Дон Франциско де Овилла, вот он идет впереди. Тонкий, гибкий и прямой, как и толедская шпага на его бедре. И поверьте, нисколько не менее смертоносный. Яркий представитель молодой аристократии, не успевшей еще обзавестись гемофилией, голубой кровью, белой костью и привычкой к кровосмесительным бракам.
Красивый и сильный потомок нескольких поколений бесстрашных воинов и самых прекрасных женщин, которых только они смогли покорить. В каждом его выверенном движении сквозит многолетняя привычка владеть оружием и людскими душами. Прирожденный кавалер, командир, заводила, душа компании, любимец женщин – и один из опаснейших убийц из всех, что мне доводилось встречать.
Любимец женщин? Так точно, именно женщина явилась причиной нашей с Франко ссоры. Моя жизнь снова катится к черту под хвост из-за женщины. Зарекался же, не раз и не два, – бесполезно. Мне нельзя погибать, только не сейчас, не здесь и не так.
Однако будь у меня возможность переиграть все сначала, вернувшись на два месяца назад, я клянусь, что повторил бы то, что привело к нынешнему положению вещей.
Ради лучистых миндалевидных черных глаз и тонкого стана моей цыганской колдуньи, подобного нежному стеблю диковинного цветка. Ради той, что вернула мне давно забытое и, казалось, потерянное навсегда чувство. Ради той, что хоть ненадолго сделала эту грешную кровавую землю, раздираемую на части смутами, голодом и болезнями, моим вторым домом. Ради нее я был готов на всё, и смерть – лишь малое.
Поймите меня правильно, я не поклонник дуэлей, всю жизнь старался их избегать, это глупое и очень опасное развлечение, особенно когда приходится иметь дело с такими, как дон Франциско.
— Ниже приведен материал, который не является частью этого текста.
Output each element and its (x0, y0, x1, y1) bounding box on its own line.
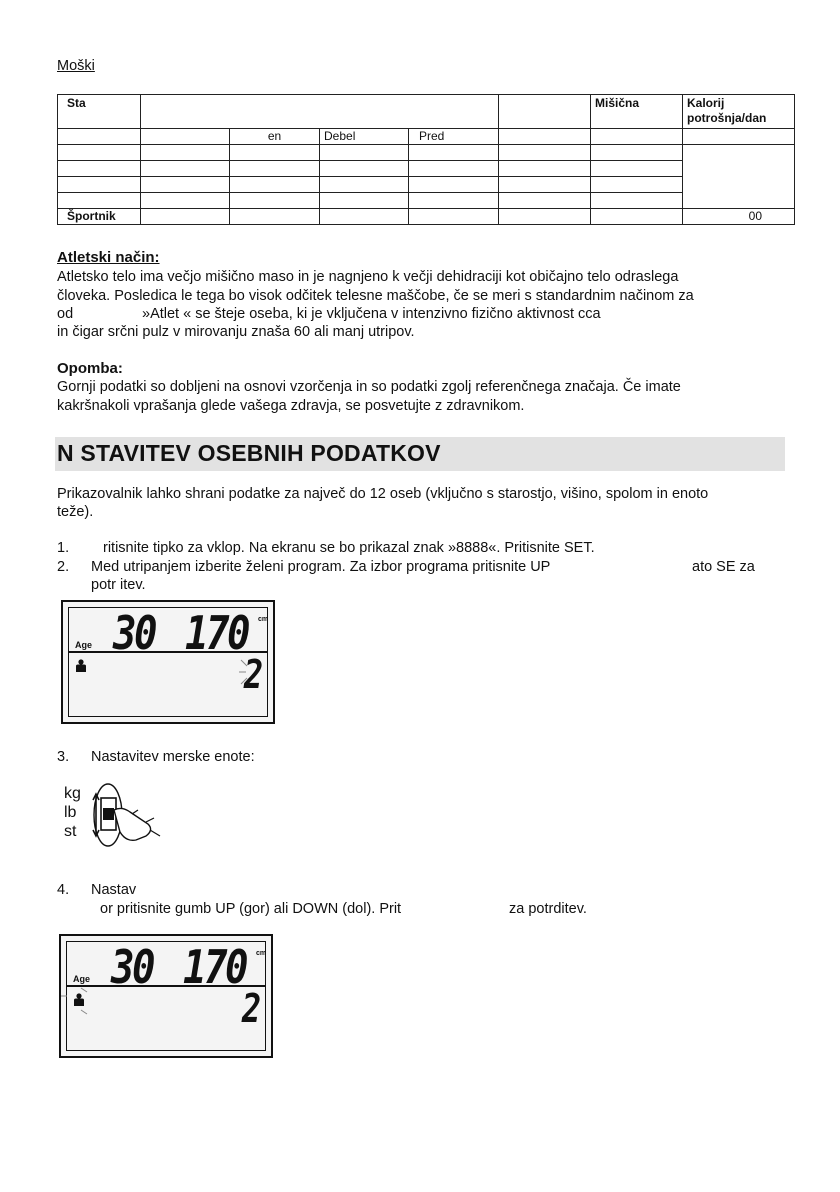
table-cell (58, 177, 141, 193)
table-cell (58, 145, 141, 161)
table-cell-athlete-label: Športnik (58, 209, 141, 225)
intro-line-1: Prikazovalnik lahko shrani podatke za največ do 12 oseb (vključno s starostjo, višino, spolom in enoto (57, 486, 709, 502)
table-cell (58, 161, 141, 177)
step-4-text-c: za potrditev. (509, 901, 587, 917)
table-cell (683, 129, 795, 145)
lcd-screen (68, 607, 268, 717)
table-cell (591, 193, 683, 209)
lcd-divider (69, 651, 267, 653)
table-cell (591, 209, 683, 225)
table-cell (141, 161, 230, 177)
table-cell (141, 129, 230, 145)
athletic-line-3b: »Atlet « se šteje oseba, ki je vključena v intenzivno fizično aktivnost cca (142, 306, 601, 322)
table-cell: Pred (409, 129, 499, 145)
step-1-number: 1. (57, 540, 70, 556)
table-row-athlete (58, 209, 795, 225)
section-label: Moški (57, 58, 95, 74)
table-header-row (58, 95, 795, 129)
header-calories-line2: potrošnja/dan (687, 111, 767, 125)
lcd-height-value: 170 (183, 940, 246, 994)
section-banner (55, 437, 785, 471)
step-2-number: 2. (57, 559, 70, 575)
table-cell (230, 145, 320, 161)
step-4-text: Nastav (91, 882, 137, 898)
body-composition-table (57, 94, 795, 225)
athletic-title: Atletski način: (57, 249, 160, 266)
table-cell (409, 145, 499, 161)
athletic-line-1: Atletsko telo ima večjo mišično maso in je nagnjeno k večji dehidraciji kot običajno telo odraslega (57, 269, 679, 285)
header-cell-muscle: Mišična (591, 95, 683, 129)
table-cell (499, 145, 591, 161)
table-cell (230, 193, 320, 209)
lcd-divider (67, 985, 265, 987)
step-2-text-a: Med utripanjem izberite želeni program. Za izbor programa pritisnite UP (91, 559, 551, 575)
note-title: Opomba: (57, 360, 123, 377)
lcd-display-gender (59, 934, 273, 1058)
unit-switch-icon (88, 780, 168, 852)
step-2-text-c: potr itev. (91, 577, 146, 593)
table-cell (141, 209, 230, 225)
table-cell (230, 209, 320, 225)
table-cell (141, 193, 230, 209)
table-cell (58, 129, 141, 145)
table-cell (499, 209, 591, 225)
table-cell (591, 161, 683, 177)
step-1-text: ritisnite tipko za vklop. Na ekranu se bo prikazal znak »8888«. Pritisnite SET. (103, 540, 595, 556)
header-cell-calories (683, 95, 795, 129)
table-cell (320, 145, 409, 161)
intro-line-2: teže). (57, 504, 94, 520)
section-banner-title: N STAVITEV OSEBNIH PODATKOV (57, 440, 441, 466)
header-cell-water (499, 95, 591, 129)
lcd-height-value: 170 (185, 606, 248, 660)
lcd-screen (66, 941, 266, 1051)
step-3-number: 3. (57, 749, 70, 765)
lcd-age-label: Age (73, 974, 91, 984)
table-cell (230, 177, 320, 193)
table-cell (320, 193, 409, 209)
step-4-number: 4. (57, 882, 70, 898)
unit-label-lb: lb (64, 804, 77, 821)
table-cell (499, 161, 591, 177)
lcd-age-label: Age (75, 640, 93, 650)
athletic-line-4: in čigar srčni pulz v mirovanju znaša 60 ali manj utripov. (57, 324, 415, 340)
table-cell (141, 145, 230, 161)
table-cell-merged (683, 145, 795, 209)
unit-labels (64, 784, 81, 841)
step-2-text-b: ato SE za (692, 559, 755, 575)
lcd-program-number: 2 (241, 986, 261, 1032)
unit-label-st: st (64, 823, 77, 840)
lcd-height-unit: cm (258, 616, 269, 623)
lcd-height-unit: cm (256, 950, 267, 957)
table-cell: Debel (320, 129, 409, 145)
table-cell (499, 193, 591, 209)
lcd-display-program (61, 600, 275, 724)
table-cell (320, 209, 409, 225)
table-cell (409, 177, 499, 193)
table-cell (320, 177, 409, 193)
blink-indicator-icon (61, 986, 91, 1016)
note-line-2: kakršnakoli vprašanja glede vašega zdravja, se posvetujte z zdravnikom. (57, 398, 525, 414)
lcd-age-value: 30 (113, 606, 155, 660)
header-calories-line1: Kalorij (687, 96, 725, 110)
table-cell (409, 193, 499, 209)
lcd-age-value: 30 (111, 940, 153, 994)
header-cell-body-fat (141, 95, 499, 129)
athletic-line-3a: od (57, 306, 74, 322)
step-3-text: Nastavitev merske enote: (91, 749, 255, 765)
note-line-1: Gornji podatki so dobljeni na osnovi vzorčenja in so podatki zgolj referenčnega značaja. Če imate (57, 379, 681, 395)
table-cell (409, 209, 499, 225)
person-icon (75, 659, 87, 673)
table-cell (499, 177, 591, 193)
table-cell (499, 129, 591, 145)
table-cell (230, 161, 320, 177)
athletic-line-2: človeka. Posledica le tega bo visok odčitek telesne maščobe, če se meri s standardnim načinom za (57, 288, 694, 304)
table-subheader-row (58, 129, 795, 145)
lcd-program-number: 2 (243, 652, 263, 698)
table-cell (409, 161, 499, 177)
table-cell (58, 193, 141, 209)
table-cell (591, 129, 683, 145)
table-cell (591, 177, 683, 193)
table-cell: en (230, 129, 320, 145)
table-cell (591, 145, 683, 161)
table-cell (141, 177, 230, 193)
table-cell-athlete-calories: 00 (683, 209, 795, 225)
step-4-text-b: or pritisnite gumb UP (gor) ali DOWN (dol). Prit (100, 901, 402, 917)
table-cell (320, 161, 409, 177)
header-cell-age: Sta (58, 95, 141, 129)
unit-label-kg: kg (64, 785, 81, 802)
table-row (58, 145, 795, 161)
За все годы, проведенные в армии, мне лишь дважды встречались фехтовальщики, равные этому испанскому молодчику.
Я предпочитаю держать оружие наготове, но не трясти им почем зря. Но! Я должен, слышите, должен поступать по неписаным канонам нашей братии, чтобы ландскнехты принимали меня как своего!
«Свои» никогда не спустят оскорбление. Тем более когда в деле замешана самая желанная женщина от побережья и до противоположного берега Эбро. На оскорбление «свои» отвечают вызовом и отточенной яркой сталью.
Я вынужден был вызвать де Овилла на поединок, а он выбрал оружие. Шпаги и кинжалы. Не мой конек. Но все бы ничего, если бы мой противник не был тем, кем он является. А он, знаете ли, не дерьма кусок, а признанный лучший клинок всей испанской армии. Герой трех дюжин дуэлей (это к двадцати-то пяти годам!) и двух военных кампаний.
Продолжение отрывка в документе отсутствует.